Le premier mouvement de la partie monographique, Dans la chambre d'ombres : les visages, est consacré au thème du portrait. Les premières photographies de Ballen furent prises à l'occasion de ses missions de géologue en Afrique du Sud. Il y rencontra les descendants de colons blancs, confinés dans de petites villes, victimes à la fois de conditions de vie précaires et des ravages de la consanguinité. Ces portraits reproduits dans les premiers livres de Ballen sont les photographies les plus anciennes présentées dans l'exposition. Le vocabulaire plastique de leur auteur y est déjà discrètement présent : frontalité, fermeture du cadre, disparition des lignes de fuite, représentation obsédante des fils de fer et des fils électriques, présence d'animaux familiers...
Dans la chambre d'ombres : le labyrinthe, deuxième étape de la partie monographique, montre l'avènement d'un univers intérieur, le déploiement d'une thématique propre, marque les phases de l'élaboration lucide d'un style et d'un vocabulaire. La fascination de Ballen pour la matière des murs, les objets de rebut, les environnements sans qualité et leurs matériaux pauvres se révèle à plein. Les personnages disparaissent dans des emballages ou des cartons, se confondent avec le décor, le graffiti et le dessin prennent la place de l'humain dans une démarche véritablement proche de l'art brut. Lorsque l'auteur focalise son attention sur les personnages, c'est parce qu'ils se livrent à des jeux énigmatiques ou à des exercices étranges, accomplissent des travaux abscons, parce que, tout simplement, leur raison d'être devient une énigme. L'intérêt de Ballen pour la nature morte et le thème classique de la Vanité se révèle dans une série de photographies vidées de tout personnage. C'est alors l'animal, lui aussi banal, sans qualité, qui assure un simulacre de vivante présence. L'ombre portée, la ligne dessinée ou solide, le volume créé dans du fil de fer, l'inscription manuscrite, tous les fondamentaux de la recherche de Ballen se répondent en écho pour nous faire entrer dans un monde de nonsense hérité de Lewis Carroll et de Beckett.
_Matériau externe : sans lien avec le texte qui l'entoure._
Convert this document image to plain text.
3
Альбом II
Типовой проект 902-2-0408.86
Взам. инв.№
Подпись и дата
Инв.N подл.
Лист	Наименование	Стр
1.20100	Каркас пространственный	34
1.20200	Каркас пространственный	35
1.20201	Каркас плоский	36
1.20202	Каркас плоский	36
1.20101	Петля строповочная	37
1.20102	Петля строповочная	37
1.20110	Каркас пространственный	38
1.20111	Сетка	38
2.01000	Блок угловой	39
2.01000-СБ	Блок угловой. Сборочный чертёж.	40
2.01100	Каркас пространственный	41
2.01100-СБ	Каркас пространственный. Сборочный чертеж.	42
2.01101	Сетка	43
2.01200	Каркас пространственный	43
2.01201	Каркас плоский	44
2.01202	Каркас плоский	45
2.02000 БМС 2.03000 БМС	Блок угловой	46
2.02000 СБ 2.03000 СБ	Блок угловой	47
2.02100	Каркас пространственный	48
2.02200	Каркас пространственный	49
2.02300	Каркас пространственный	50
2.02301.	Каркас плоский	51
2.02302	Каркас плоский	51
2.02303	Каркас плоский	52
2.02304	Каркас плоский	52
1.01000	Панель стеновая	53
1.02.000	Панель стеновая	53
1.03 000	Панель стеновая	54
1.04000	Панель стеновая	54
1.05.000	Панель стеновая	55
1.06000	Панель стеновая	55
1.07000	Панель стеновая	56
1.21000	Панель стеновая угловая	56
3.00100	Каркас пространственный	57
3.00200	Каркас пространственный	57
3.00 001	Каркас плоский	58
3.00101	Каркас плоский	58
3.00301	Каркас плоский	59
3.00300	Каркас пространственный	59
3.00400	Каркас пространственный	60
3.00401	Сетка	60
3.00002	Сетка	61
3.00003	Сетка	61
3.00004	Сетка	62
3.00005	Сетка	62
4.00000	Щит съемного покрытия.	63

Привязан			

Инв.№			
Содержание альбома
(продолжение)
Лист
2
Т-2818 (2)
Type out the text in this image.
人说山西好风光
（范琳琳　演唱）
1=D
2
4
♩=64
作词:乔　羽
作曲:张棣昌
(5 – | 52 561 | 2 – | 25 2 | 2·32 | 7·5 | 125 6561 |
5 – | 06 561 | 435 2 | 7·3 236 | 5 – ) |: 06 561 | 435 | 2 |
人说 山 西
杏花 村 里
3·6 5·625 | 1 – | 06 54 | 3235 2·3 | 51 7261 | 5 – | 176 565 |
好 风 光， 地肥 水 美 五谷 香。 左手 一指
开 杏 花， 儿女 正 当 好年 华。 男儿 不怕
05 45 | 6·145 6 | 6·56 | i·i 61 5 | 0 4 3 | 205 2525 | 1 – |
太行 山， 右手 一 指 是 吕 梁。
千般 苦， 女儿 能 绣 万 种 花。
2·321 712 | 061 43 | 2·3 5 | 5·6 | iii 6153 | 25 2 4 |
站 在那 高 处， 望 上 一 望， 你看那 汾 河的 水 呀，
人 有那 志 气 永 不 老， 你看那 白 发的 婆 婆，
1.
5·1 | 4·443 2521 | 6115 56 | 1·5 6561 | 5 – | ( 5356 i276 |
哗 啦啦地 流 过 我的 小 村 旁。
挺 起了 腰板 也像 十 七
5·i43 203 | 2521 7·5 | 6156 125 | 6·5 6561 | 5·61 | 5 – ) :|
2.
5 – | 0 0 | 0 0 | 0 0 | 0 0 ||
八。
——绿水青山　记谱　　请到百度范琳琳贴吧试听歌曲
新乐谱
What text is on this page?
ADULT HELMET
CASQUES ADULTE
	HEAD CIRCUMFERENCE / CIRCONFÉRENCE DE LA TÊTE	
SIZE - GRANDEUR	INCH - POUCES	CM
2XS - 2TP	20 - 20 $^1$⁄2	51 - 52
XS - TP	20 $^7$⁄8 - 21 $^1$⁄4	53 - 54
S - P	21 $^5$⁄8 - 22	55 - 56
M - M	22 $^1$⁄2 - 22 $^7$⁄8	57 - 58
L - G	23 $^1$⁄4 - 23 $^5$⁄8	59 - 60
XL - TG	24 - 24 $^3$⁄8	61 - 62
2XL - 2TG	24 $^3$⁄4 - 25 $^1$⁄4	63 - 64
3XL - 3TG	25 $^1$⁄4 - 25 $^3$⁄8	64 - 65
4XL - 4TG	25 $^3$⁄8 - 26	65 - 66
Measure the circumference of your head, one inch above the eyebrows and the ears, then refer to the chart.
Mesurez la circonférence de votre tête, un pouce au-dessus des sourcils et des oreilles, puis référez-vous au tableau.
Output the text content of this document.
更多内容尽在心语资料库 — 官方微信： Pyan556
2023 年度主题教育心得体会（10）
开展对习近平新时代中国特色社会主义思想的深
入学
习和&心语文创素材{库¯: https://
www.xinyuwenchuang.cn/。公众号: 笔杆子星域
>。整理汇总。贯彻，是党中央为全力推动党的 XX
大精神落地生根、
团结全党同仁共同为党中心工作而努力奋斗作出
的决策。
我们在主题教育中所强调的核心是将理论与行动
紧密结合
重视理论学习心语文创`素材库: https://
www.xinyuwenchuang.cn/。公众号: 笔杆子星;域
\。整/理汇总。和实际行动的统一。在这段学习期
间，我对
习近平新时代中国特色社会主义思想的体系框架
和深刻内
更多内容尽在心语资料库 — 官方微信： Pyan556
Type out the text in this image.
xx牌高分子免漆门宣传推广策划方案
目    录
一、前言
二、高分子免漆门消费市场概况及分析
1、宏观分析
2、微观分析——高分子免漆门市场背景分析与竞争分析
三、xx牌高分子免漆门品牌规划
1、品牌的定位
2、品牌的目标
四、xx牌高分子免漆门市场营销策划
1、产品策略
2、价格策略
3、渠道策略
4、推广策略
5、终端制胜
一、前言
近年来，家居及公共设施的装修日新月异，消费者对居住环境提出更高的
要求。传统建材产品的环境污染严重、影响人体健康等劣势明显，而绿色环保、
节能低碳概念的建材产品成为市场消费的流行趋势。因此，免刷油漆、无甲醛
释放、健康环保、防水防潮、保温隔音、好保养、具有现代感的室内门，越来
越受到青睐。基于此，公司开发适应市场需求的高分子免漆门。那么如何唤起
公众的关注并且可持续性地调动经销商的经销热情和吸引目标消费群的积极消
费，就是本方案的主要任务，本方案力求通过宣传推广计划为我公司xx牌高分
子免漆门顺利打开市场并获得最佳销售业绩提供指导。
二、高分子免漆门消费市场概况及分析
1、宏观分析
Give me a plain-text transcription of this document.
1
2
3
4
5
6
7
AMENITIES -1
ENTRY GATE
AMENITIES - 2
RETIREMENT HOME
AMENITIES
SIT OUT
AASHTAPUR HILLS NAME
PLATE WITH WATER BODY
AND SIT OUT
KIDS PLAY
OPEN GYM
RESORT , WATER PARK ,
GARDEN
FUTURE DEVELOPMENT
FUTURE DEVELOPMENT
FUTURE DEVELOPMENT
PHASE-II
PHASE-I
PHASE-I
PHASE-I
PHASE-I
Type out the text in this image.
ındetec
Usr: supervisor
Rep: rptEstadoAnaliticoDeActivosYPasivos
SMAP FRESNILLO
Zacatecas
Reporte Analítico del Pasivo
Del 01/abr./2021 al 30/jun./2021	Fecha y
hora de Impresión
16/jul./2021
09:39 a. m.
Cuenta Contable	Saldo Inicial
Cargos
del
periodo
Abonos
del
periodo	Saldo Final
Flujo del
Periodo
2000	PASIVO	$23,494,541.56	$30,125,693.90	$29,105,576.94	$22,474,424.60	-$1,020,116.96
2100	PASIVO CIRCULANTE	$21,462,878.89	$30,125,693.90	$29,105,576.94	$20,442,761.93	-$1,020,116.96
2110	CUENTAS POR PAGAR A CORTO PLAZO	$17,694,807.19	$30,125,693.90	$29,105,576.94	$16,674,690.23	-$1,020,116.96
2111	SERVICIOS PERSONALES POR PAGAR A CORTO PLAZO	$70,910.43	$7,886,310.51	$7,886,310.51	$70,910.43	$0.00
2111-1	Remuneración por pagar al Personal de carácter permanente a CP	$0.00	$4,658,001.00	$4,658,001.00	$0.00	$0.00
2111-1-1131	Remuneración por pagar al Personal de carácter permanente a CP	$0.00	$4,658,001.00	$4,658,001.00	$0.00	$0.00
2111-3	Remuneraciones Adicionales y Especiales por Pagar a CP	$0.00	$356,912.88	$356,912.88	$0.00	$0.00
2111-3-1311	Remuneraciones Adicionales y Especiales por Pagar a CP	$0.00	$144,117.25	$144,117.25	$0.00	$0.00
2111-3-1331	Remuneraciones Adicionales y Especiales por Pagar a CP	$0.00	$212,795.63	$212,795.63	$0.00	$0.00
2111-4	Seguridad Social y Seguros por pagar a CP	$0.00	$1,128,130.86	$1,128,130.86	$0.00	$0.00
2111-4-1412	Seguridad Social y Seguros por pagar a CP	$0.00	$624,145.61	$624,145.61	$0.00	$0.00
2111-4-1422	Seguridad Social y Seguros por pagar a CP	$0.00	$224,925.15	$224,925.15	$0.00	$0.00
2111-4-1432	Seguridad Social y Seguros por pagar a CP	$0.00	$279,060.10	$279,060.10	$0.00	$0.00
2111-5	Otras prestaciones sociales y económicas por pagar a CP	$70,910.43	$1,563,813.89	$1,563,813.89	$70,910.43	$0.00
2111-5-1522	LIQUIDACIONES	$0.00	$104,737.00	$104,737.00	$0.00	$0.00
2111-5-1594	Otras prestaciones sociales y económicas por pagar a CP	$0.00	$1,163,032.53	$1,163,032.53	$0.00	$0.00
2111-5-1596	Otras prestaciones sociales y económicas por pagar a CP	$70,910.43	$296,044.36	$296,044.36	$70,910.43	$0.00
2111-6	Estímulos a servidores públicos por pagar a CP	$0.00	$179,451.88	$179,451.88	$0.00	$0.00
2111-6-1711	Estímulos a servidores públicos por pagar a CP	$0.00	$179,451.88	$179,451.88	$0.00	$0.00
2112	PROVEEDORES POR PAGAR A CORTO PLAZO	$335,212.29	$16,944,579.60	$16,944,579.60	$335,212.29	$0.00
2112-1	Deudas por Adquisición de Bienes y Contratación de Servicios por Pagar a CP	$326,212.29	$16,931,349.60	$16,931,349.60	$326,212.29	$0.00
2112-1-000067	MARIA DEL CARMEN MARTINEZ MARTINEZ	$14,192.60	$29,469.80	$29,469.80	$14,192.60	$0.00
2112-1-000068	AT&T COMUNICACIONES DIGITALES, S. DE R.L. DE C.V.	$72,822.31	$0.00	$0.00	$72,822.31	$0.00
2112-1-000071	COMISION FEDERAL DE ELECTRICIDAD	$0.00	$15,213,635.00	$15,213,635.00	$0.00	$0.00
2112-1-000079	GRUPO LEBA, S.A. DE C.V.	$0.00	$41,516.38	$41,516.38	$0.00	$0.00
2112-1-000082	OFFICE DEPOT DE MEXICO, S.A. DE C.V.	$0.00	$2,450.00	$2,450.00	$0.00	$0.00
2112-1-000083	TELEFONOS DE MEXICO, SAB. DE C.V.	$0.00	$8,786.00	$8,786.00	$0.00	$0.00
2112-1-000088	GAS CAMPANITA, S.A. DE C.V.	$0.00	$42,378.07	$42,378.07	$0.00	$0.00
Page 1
Dans la chambre d'ombre : l’autre côté, ultime étape de la visite, revient sur la
question du portrait. Les personnages y deviennent figures, symboles. Les
modèles habituels de Ballen semblent, à l'issue de cette traversée de l'apparence,
se mouvoir enfin dans la liberté d'un espace imaginaire, celui qui s'étend de
l'autre côté du miroir. Ils ont repris leurs activités absurdes, leur comportement
énigmatique, leurs exercices sans objet, mais cette fois sur un mode comique et
grinçant. "[...]Ce que je veux dire, ce que ces gens signifient, se rapproche des
personnages de Beckett. Ils symbolisent une forme de l’âme humaine et quantité
de gens ne savent pas s’ils doivent l’accepter ou le refuser, car c’est totalement
déconcertant."
Ainsi Ballen définit-il le théâtre dont ils sont les acteurs volontaires, proche de ce
"théâtre de la cruauté" inventé par Artaud.